Some of the sayings of Jesus not recorded in the Gospels but found in the writings of the church fathers on the Oxyrhynchus papyruses discovered in Egypt about 1900 support this concept of a mystical pantheism: “Raise the stone, and there thou shalt find me; cleave the wood, and there am I.”[3]
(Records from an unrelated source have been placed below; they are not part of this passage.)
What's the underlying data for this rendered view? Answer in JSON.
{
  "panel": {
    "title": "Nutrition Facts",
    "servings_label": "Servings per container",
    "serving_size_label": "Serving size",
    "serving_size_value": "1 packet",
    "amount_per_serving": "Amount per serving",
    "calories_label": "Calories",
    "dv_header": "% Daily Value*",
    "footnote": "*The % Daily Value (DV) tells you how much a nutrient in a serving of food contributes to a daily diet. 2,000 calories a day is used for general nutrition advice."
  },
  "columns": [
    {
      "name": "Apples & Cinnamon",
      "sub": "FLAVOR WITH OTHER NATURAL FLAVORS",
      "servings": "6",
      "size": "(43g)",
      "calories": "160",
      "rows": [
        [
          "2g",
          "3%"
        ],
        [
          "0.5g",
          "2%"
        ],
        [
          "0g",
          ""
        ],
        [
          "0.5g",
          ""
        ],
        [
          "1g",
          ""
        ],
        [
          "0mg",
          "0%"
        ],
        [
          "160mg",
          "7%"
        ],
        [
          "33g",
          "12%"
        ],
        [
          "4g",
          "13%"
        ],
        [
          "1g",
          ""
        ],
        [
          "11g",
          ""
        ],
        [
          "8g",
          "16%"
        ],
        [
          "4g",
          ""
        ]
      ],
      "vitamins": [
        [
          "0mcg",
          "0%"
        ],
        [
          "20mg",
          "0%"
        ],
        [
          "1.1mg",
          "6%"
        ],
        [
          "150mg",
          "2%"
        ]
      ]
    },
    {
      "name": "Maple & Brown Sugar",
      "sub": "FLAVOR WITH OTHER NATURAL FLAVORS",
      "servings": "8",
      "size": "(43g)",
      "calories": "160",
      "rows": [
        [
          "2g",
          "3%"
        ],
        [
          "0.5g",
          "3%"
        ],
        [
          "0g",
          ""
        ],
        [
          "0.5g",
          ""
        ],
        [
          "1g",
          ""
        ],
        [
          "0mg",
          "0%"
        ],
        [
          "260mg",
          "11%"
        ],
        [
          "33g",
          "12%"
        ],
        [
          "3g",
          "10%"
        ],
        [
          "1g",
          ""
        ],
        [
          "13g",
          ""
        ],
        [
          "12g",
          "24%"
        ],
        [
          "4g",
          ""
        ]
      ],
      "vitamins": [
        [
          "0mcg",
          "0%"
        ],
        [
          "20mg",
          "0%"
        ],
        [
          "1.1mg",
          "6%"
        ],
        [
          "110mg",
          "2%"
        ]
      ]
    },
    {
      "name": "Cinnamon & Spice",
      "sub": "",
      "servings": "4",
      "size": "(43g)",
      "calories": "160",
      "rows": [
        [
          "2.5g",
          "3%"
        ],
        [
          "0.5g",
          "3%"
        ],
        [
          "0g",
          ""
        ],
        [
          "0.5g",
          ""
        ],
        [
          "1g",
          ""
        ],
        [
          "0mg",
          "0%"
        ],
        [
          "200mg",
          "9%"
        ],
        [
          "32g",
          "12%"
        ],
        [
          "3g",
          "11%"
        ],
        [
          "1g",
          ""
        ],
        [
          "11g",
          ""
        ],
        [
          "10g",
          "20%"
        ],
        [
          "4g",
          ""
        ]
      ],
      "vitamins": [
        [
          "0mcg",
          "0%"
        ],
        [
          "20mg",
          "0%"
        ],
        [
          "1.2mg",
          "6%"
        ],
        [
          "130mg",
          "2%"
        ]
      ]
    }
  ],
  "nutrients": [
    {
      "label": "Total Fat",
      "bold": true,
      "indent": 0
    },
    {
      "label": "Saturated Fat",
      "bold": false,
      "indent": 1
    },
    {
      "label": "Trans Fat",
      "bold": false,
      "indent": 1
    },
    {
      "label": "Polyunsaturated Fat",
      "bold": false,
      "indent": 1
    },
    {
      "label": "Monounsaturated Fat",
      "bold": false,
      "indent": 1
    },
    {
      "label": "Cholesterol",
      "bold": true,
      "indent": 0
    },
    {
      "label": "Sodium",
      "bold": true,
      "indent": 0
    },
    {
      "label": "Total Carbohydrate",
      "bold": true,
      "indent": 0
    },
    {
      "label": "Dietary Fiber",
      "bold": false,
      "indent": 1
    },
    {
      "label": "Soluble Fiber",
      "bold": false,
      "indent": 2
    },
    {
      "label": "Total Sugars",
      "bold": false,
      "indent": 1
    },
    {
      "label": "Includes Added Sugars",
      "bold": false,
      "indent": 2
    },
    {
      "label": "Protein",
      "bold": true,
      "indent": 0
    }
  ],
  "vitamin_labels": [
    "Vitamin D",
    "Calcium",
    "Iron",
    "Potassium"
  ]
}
The Creator dwells in his creation; his Presence endows it with innate immortality; his Law maintains the outer structure; and his Spirit gives it Life. It has been said by wise men that God sustains the universe with the flow of his attention moment by moment throughout eternity and that if he were to withdraw the energies of his Mind, it would collapse into a heap of nothingness. These statements are made not in defense of the word pantheism, which has been bandied about by those who would make light of occult mysteries, but in order to show the reality of God’s Spirit in Nature.

Sources

Mark L. Prophet and Elizabeth Clare Prophet, The Path of the Higher Self, volume 1 of the Climb the Highest Mountain® series, pp. 323–24.

  1. Webster’s Seventh New Collegiate Dictionary, s.v. “pantheism.”
  2. Standard College Dictionary, 1963 ed., s.v. “pantheism.”
  3. Oxyrhynchus Logia (Agrapha), Fifth Logion, in Bartlett’s Familiar Quotations, ed. Christopher Morley and Louella D. Everett, 11th ed. rev. and enl. (Boston: Little, Brown and Co., 1938), p. 1126.